Em qual boteco desse imenso país há um cara contando como fez o gol no Barcelona que tornou o Internacional Campeão do Mundo de 2006? Ele é Adriano Gabiru, 40 anos, um alagoano que, aos 36 minutos do segundo tempo, fez o gol até agora mais importante da história do Colorado. Em 2008, foi desligado do Inter e, desde então, entrou em um processo de decadência acelerado. Ao deixar Gabiru à própria sorte, o Inter humilhou o seu herói. Lembro que, na ocasião, houve um debate forte entre os colorados sobre o destino de Gabiru, muitos, como eu, defendiam que o Inter deveria continuar pagando o salário dele para que andasse pelo país, contando para as novas gerações de colorados o que foi aquele jogo.
Nos últimos 40 anos, tenho sido repórter investigativo e não tenho conhecimento técnico para me meter a escrever sobre estratégia de futebol e outros assuntos que considero chatos. Mas sou um contador de história. E toda vez que o meu time é humilhado, como foi o caso do Gre-Nal do último sábado, eu lembro da história do nosso herói, o Gabiru. Por essas coisas do destino, nós fomos humilhados por um herói gremista, Renato Portaluppi. Ex-jogador do Grêmio e atual técnico do time, que, por seus atributos pessoais, tem uma carreira de sucesso.
Nos momentos ruins de Renato, ele sempre teve Fábio Koff, um grande dirigente gremista falecido durante a semana passada, como conselheiro. Não há registro de algum dirigente do Inter ter estendido a mão para o Gabiru, um cara humilde que, pela sua formação, precisava da orientação de uma pessoa esclarecida. Aqui gostaria de refletir com os meus colegas repórteres velhos e com os novatos. Deixando de lado análise técnicas e outras babaquices que escrevem sobre os jogos, eu digo que o respeito aos heróis do clube é fundamental para seguir em frente. Lembram de 2010? Na disputa do Campeonato Mundial de Clubes, o Inter perdeu para o Mazembe, um discreto time da República Democrática do Congo, por dois a zero. Aquele jogo foi, é e vai continuar sendo uma das maiores humilhações sofridas pelo Inter.

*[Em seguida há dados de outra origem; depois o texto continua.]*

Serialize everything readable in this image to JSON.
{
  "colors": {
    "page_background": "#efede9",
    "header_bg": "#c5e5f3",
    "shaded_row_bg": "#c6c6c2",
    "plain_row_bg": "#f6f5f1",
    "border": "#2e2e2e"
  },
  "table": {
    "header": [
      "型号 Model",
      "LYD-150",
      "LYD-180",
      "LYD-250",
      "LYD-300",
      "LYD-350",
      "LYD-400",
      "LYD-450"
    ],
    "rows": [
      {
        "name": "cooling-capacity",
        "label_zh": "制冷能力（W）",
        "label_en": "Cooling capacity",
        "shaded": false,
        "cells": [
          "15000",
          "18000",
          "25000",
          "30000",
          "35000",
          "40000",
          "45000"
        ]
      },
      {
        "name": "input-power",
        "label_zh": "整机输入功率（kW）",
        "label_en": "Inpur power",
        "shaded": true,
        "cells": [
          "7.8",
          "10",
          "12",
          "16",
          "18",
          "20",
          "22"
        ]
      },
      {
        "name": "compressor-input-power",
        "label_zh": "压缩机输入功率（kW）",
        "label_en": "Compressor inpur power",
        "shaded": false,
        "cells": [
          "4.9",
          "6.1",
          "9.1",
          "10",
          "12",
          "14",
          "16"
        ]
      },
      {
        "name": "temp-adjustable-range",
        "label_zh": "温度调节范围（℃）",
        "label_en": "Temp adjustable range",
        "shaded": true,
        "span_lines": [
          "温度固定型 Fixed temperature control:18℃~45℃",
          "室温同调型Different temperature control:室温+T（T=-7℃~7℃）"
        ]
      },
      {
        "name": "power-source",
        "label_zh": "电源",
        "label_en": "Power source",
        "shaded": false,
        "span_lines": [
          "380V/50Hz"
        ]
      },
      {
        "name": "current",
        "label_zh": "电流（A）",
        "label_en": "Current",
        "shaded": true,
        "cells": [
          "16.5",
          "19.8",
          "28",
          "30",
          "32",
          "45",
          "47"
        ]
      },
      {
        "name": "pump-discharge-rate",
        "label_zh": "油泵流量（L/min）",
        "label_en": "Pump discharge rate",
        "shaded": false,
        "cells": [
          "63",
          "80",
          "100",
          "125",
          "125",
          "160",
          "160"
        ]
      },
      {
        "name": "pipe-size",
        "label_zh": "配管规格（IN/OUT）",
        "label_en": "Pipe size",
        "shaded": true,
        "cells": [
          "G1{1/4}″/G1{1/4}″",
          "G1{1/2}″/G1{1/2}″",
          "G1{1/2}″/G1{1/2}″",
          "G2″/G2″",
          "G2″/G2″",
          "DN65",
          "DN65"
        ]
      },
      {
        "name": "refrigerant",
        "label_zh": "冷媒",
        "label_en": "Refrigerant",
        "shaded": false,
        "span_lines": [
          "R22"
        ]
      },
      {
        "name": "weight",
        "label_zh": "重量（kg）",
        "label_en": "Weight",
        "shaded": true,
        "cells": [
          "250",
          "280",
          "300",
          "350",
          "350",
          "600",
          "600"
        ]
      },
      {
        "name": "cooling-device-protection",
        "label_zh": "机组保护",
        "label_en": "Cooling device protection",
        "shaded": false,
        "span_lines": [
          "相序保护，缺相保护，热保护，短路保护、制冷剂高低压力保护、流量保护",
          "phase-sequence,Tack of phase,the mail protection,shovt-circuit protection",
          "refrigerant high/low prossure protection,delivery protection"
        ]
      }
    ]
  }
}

Na época, eu imaginei o que se passou na cabeça do Gabiru, naquele dia da derrota para o Mazembe. Em 2010, ele já era um farrapo humano, contando a história do seu gol pelos rincões do Brasil. Na semana que antecedeu o Gre-Nal do último sábado, o conteúdo das reportagens e dos comentários era que o Inter levaria uma enxurrada de gols. O Grêmio era descrito como o melhor time da América do Sul em atividade. Durante o jogo, eu estava rodando pela BR-290, vindo de Encruzilhada do Sul para Porto Alegre. Tinha ido visitar a minha mãe, a dona Lony, uma senhora de 85 anos que tem mania dar conselhos. Ela disse para que eu não escutasse o jogo para evitar de ficar brabo e acabar me acidentando Eu não tinha a intenção de escutar mesmo. Mas não resisti à curiosidade, uma vez, ou outra, desobedecia dona Lony e dava uma escutada para saber quantos gols o Grêmio já tinha feito. Logo que Porto Alegre surgiu no horizonte, o jogo terminou. Liguei o rádio para ouvir os comentários. Escutei o Renato chamar o Inter de “time pequeno”. Pensei: faz parte do jogo. Mas aí comecei a escutar os comentaristas. Eles não falaram a palavra Mazembe. Porém, descreveram o Grêmio como um grande time que havia sido humilhado por um timeco, no caso o Inter. Pensei: tivemos o nosso dia de Mazembe. Sempre fiz reportagens de conflitos. E aprendi que feitos passados não são garantias de vitórias no presente. Mas o respeito a eles é um incentivo importante na luta pela vitória. O resgate do feito do Gabiru, um jogador desacreditado na época, é importante para seguir em frente.